Edit config.txt on Windows 10 or Windows 11

Inserting the Raspberry Pi’s SD card on a Windows computer should result in it being instantly mounted, and accessible via Windows Explorer. However, while two partitions will be displayed on the device, only one, boot, will be accessible in Windows.

Select this, then find config.txt. Use the default Notepad text editor to make edits (or an alternative, such as Notepad++), then save and exit when you’re done.

To safely eject the SD card, right-click the drive in My Computer, and select Eject.

Edit config.txt on macOS

If you’re using a Mac, you can also edit the boot config file for your Raspberry Pi.

After inserting the SD card, use the Finder to browse the contents, looking for config.txt (or config, without the .txt file extension).

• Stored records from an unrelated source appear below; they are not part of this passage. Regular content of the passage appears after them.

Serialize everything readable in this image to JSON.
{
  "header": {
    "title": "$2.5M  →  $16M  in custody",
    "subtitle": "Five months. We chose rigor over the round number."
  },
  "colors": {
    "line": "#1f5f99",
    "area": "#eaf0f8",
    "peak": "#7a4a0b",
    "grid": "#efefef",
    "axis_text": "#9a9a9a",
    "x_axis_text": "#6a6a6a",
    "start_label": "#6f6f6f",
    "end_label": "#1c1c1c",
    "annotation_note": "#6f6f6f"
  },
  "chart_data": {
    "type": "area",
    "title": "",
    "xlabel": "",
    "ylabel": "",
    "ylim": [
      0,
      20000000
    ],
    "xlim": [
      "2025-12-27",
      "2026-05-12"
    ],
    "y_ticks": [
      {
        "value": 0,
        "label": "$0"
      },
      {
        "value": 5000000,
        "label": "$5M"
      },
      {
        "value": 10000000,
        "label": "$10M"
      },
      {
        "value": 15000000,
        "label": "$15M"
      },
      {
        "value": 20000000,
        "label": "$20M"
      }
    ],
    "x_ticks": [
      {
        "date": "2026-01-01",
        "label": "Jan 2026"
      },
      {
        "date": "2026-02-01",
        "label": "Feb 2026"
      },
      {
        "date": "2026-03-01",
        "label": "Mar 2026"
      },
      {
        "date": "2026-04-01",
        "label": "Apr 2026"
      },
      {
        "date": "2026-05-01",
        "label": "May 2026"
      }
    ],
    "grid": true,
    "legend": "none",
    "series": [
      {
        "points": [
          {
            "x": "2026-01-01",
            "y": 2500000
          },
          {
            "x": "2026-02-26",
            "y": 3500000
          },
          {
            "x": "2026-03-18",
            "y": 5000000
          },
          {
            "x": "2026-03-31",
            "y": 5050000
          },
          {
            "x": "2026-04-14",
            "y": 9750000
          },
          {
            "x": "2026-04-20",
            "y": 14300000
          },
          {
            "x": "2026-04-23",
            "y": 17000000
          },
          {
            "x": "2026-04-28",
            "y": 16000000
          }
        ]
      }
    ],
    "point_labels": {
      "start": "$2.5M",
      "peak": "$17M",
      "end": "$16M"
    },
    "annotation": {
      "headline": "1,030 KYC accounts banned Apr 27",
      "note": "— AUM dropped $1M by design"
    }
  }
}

Read and edit the file in the TextEdit app, ensuring that any changes you make are saved when you exit. To eject the card, drag the desktop icon to the Trash, or right-click it and select Eject.

Whichever method you use to edit the config.txt from the microSD card reader on your PC, remember to safely eject the device before returning it to your Raspberry Pi.

Why You Need config.txt on Raspberry Pi

Formerly known as Raspbian, the default Raspberry Pi OS operating system (and most of the alternatives) relies on some configuration parameters that are read when the computer boots from the microSD card. These are stored in the config.txt document.

What is the location of the Raspberry Pi’s config.txt file? You’ll find it in the /boot folder.

Such instructions might adjust the way the display is detected, and the desktop displayed; config.txt can even be used to overclock your Raspberry Pi (or return it to the default clock settings).

Both of these settings are logged in config.txt as neither can be changed on a running Raspberry Pi. If the display isn’t detected, you cannot alter any desktop settings. The solution is to edit the Raspberry Pi’s config.txt file.

Similarly, if the Pi has been overclocked and won’t boot, or repeatedly restarts, you won’t be able to access the raspi-config utility to reset it. Instead, config.txt is provided to give you the option of resetting your Raspberry Pi’s clock speed.

Tweaking Your Raspberry Pi Even Further

Editing the Raspberry Pi config.txt file is just one of several ways to edit the computer’s general configuration. It’s one of the best ways to hack your Raspberry Pi via the boot partition. You’re probably already aware of the raspi-config utility, accessed via the Terminal. There’s even a desktop-based Raspberry Pi Configuration Tool, found in the Preferences menu in Raspberry Pi OS.

Tweaking the Pi’s configuration can save a lot of time if you get it right. But you don’t have to edit the config.txt file on the Raspberry Pi after you’ve set it up. Why not save time and access the advanced options menu in Raspberry Pi Imager. Here, you can tweak options such as setting the hostname, enabling SSH, and configuring Wi-Fi, before you even install the operating system!